While buyer personas can help merchants better predict what products will be most important to consumers, one expert believes these personas are only the first step in creating a more engaging online experience.

Kristina: Some experts say targeting buyer personas is a good idea – you believe merchants need to go further. Why?

Dan Buckstaff, VP of Marketing, Jetlore: Buyer personas place customers in categories of generalized criteria, which only scratches the surface when it comes to the data necessary to collect and generate an individualized customer experience. Instead, merchants need to go further to understand each customer’s unique characteristics and gather descriptive attributes.

Focusing on each customer’s lifetime profile, gathering attributes from every interaction, and providing fresh and relevant content based on that information can allow the retailer to individualize content for customers at each touch point. Better experiences lead to more engagement and this dynamic creates a ‘virtuous cycle’. Building a relationship with the customer based on this kind of dialogue makes the customer feel understood and more likely to make repeat purchases and enhance the customer’s lifetime journey.

Kristina: You believe algorithmic content individualization technology is a better option?

Dan: Content individualization technology is a crucial piece of the shift to what we call ‘relationship commerce’. As the name suggests, ‘relationship commerce’ creates more valuable relationships with customers over time — instead of focusing on driving transactions. Relationship commerce strategies cultivate long-term loyalty by pushing individualized, algorithmically orchestrated digital content at every step of the customer journey.

Kristina: What does algorithmic content individualization offer?

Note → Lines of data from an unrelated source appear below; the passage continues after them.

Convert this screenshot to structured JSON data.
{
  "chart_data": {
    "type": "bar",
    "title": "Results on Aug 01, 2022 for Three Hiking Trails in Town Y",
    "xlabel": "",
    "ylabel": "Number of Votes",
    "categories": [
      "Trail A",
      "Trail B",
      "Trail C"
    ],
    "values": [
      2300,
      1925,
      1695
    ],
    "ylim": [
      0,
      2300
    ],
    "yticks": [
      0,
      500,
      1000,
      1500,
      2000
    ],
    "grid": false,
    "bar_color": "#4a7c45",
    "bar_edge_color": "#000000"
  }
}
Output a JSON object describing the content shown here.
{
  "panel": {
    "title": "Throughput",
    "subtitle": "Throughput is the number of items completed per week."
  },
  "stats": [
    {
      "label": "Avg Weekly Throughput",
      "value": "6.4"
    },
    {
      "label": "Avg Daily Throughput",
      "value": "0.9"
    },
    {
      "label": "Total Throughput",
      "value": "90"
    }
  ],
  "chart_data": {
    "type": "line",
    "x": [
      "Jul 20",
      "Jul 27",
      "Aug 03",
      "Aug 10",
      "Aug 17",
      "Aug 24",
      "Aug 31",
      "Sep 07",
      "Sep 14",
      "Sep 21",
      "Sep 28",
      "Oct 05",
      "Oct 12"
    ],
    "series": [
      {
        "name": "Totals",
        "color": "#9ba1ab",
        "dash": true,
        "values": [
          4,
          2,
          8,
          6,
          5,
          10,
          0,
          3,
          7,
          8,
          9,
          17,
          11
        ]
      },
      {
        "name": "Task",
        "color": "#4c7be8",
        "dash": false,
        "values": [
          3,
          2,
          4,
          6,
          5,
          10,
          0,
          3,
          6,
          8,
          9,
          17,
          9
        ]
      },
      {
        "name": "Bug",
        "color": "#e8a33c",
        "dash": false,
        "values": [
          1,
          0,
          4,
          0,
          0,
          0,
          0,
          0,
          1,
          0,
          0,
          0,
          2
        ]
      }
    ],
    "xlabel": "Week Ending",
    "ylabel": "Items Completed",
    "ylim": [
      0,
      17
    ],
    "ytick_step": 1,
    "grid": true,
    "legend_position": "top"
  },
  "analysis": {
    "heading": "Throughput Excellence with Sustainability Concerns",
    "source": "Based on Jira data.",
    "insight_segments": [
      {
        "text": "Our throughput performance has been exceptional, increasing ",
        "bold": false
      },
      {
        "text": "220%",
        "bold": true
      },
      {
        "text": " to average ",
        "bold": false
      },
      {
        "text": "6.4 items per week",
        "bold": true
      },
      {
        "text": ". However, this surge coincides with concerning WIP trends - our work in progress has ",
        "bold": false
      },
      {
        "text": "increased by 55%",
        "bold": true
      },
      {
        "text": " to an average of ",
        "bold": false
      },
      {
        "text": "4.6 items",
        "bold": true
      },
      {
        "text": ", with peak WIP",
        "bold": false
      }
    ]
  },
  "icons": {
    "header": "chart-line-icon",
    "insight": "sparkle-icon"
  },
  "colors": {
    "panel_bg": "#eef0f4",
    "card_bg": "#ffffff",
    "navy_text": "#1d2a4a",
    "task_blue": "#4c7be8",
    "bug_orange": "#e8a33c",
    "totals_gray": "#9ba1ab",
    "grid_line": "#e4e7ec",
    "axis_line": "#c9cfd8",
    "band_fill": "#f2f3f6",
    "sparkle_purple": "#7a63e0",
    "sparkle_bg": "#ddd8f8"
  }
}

Dan: Content individualization treats each interaction with a customer as part of an ongoing dialogue, analyzing each customer action and inaction, continually adapting and providing a more individualized customer experience over time. The technology reacts to what the consumer is and isn’t interested in on an individual level, rather than grouping them into a certain buyer category based on a few specific characteristics or habits.

With a technology like this in place, retailers can provide fresh and relevant content for every touch point across channels. These experiences come in the form of individualized products, categories, and creative editorial content that gets displayed on home pages, emails and in mobile apps. When customers receive those tailored experiences, they’re more likely to engage with that retailer again – resulting in higher ROI and increased omni-channel customer loyalty.